Le texte d'Isaïe auquel l'Évangéliste nous renvoie montre bien ce parti pris de ménagement et d'indulgente tolérance. En effet, l'Élu du Seigneur est le bien-aimé, parce qu'Il est le seul qui accomplisse parfaitement la volonté de Dieu; c'est pour cela qu'Il possède la plénitude de la vie céleste. Il ne dispute pas; Il sait bien que les discussions ne servent qu'à aigrir les amours-propres et que la Vérité s'affirme en nous à la suite de nos efforts vers la bonté, mais non pas à la suite de nos recherches intellectuelles. L'Élu du Seigneur ne crie pas sur les places publiques, Il ne cherche pas la popularité, et la Lumière entre dans le coeur de l'homme en silence et par dedans. L'Élu du Seigneur soigne avec sollicitude les rameaux à demi rompus de nos facultés affaiblies et rallume avec patience la lueur sans cesse prête à s'éteindre de nos coeurs agonisants.
Car l'homme ne se perfectionne que par son effort libre, il ne comprend que ce qu'il expérimente, il n'apprécie la valeur des choses qu'après en avoir goûté la cendre; les conseils et les admonestations ne lui servent pas à grand'chose, il n'y croit jamais qu'à moitié.
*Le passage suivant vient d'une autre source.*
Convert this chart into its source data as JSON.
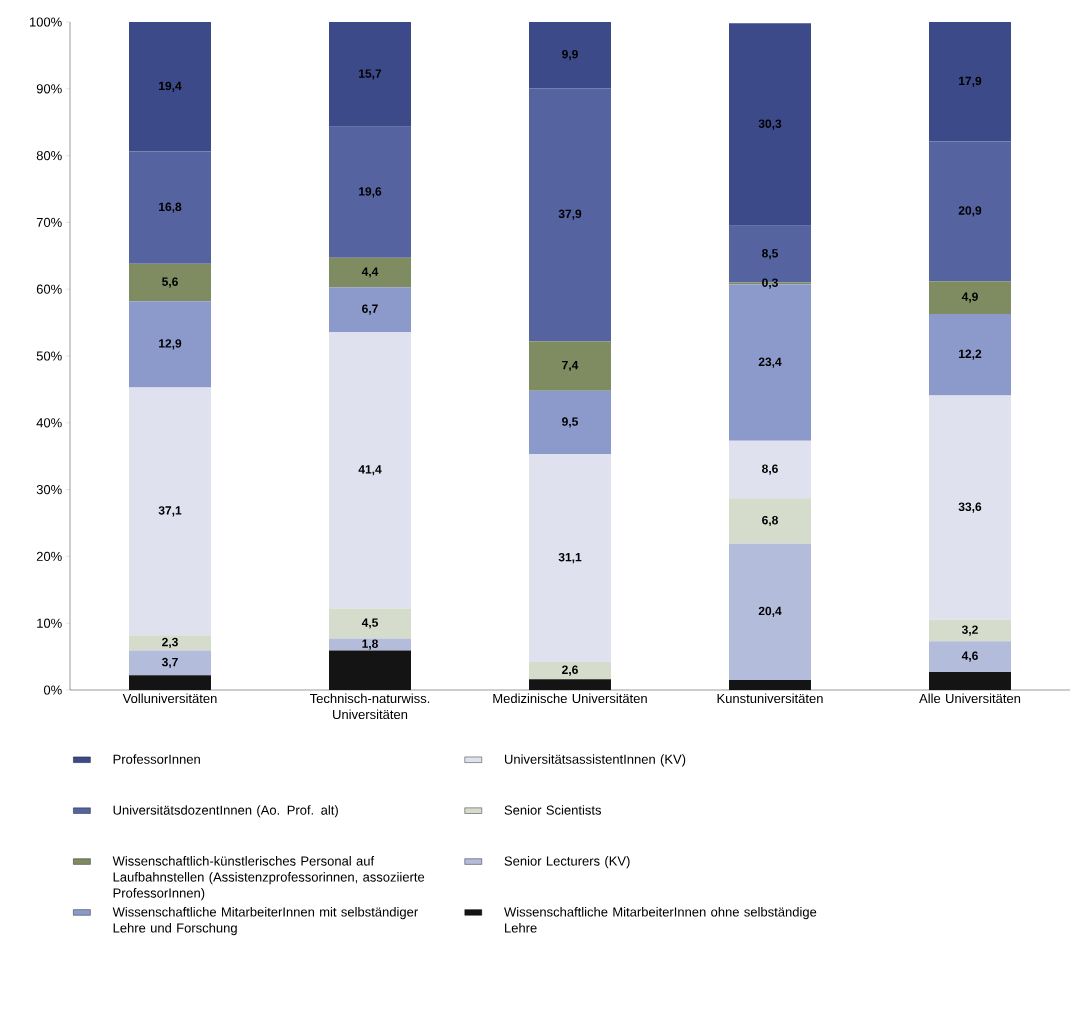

C'est ainsi que l'Élu du Seigneur, avant de nous adresser sur cette terre Ses émouvants discours, a pris soin de nous donner d'abord l'exemple avant le précepte par le sacrifice effrayant de Sa descente jusqu'ici-bas et de Son martyre.
Ainsi appliquons-nous à agir selon le bien plutôt qu'à discourir; nos exemples seront les meilleures propagandes, notre action sera la plus douce et la plus saine, et les fruits de notre apostolat les plus nombreux.